Florida’s criminal justice system handles a criminal case from the arrest until the case is closed. Several departments and agencies are involved in the system, each with its own protocols and procedures. Additionally, each of Florida’s 67 counties classify and maintain criminal information differently, creating inconsistency and transparency issues across the state. This makes it very difficult to compare the efficacy of our criminal justice system from county to county.

To combat these issues, this session, SB 1392 was introduced. The policies in this bill will create a one-stop portal that could make Florida a leader in criminal justice data collection and dissemination. Although we are fortunate to have an abundance of research to help policymakers make informed decisions, this legislation will be extremely helpful for years to come. The bill passed both Houses of the legislature and awaits signature from the Governor.

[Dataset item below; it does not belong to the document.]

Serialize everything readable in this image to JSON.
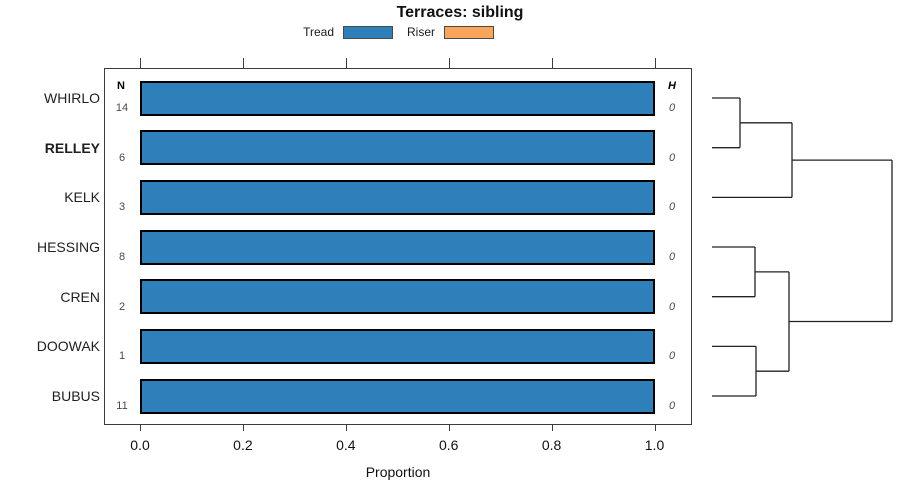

Open data provides transparency and understanding for the public, and that is just the type of sunshine Florida needs. SB 1392 is broken down into two parts, data transparency and pre-arrest diversion.

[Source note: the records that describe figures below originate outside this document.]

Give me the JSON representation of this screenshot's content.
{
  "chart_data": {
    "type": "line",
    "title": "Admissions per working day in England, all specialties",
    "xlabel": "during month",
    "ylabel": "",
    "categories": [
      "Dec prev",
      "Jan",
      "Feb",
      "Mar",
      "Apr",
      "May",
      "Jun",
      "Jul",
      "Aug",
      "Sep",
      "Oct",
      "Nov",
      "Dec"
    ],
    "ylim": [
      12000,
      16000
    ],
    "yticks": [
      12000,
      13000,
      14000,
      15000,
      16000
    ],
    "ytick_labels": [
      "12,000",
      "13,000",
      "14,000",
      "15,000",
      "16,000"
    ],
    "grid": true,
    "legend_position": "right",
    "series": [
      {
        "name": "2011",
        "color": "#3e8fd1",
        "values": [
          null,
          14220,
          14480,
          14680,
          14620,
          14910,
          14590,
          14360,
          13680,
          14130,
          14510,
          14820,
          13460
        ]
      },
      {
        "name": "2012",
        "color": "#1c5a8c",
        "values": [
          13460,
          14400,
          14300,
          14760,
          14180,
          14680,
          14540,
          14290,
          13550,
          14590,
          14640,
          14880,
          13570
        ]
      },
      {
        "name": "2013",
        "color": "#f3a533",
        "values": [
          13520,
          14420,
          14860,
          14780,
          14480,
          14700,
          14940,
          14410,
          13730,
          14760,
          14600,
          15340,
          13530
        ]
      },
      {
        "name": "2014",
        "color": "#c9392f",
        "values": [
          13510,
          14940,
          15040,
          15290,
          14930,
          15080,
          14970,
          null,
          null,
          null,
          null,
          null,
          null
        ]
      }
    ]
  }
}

The Data Transparency portion of the bill creates a model for uniform criminal justice data collection.

Specifically, the bill:

  • Defines terms used in the bill as they relate to data collection;
  • Requires the clerks of court, state attorneys, public defenders, county detention facility administrators, and the Department of Corrections to collect specified data on a biweekly basis and report it to the Florida Department of Law Enforcement (FDLE) on a monthly basis;
  • Requires the FDLE to publish the data collected on the FDLE’s website and make it searchable and accessible to the public;
  • Provides that any entity that does not comply with the required data collection is ineligible to receive funding from the General Appropriations Act, any state grant program administered by the FDLE, or any other state agency for five years after the date of noncompliance;
  • Requires additional information to be reported in the annual report for pretrial release programs;
  • Digitizes the Criminal Punishment Code sentencing scoresheet;
  • Authorizes a pilot project in the Sixth Judicial Circuit for the purpose of improving criminal justice data transparency; and
  • Appropriates $1,084,116 in nonrecurring funds to the FDLE for the hiring of nine full-time employees for purposes of implementing the data collection requirements of the amendment and to assist in the transition to incident-based crime reporting to meet the requirements of the Federal Bureau of Investigation under the National Incident-Based Reporting System.

The pre-arrest diversion portion of SB 1392 permits local communities and educational institutions to adopt a model pre-arrest diversion program for adults. The language provides guidelines for how to establish these programs. It also requires a civil citation or similar pre-arrest diversion program for juveniles to be established in each judicial circuit in the state and outlines criteria that each civil citation must specify in developing such program.

SB 1392 also includes language that relates to the adoption of rules by the FDLE to provide for the expunction of a non-judicial record of the arrest of a minor who has successfully completed a diversion program. It also requires submission of data by each diversion program to the Department of Juvenile Justice.

Right on Crime applauds Chairman Sprowls and Senator Brandes for this comprehensive reform package.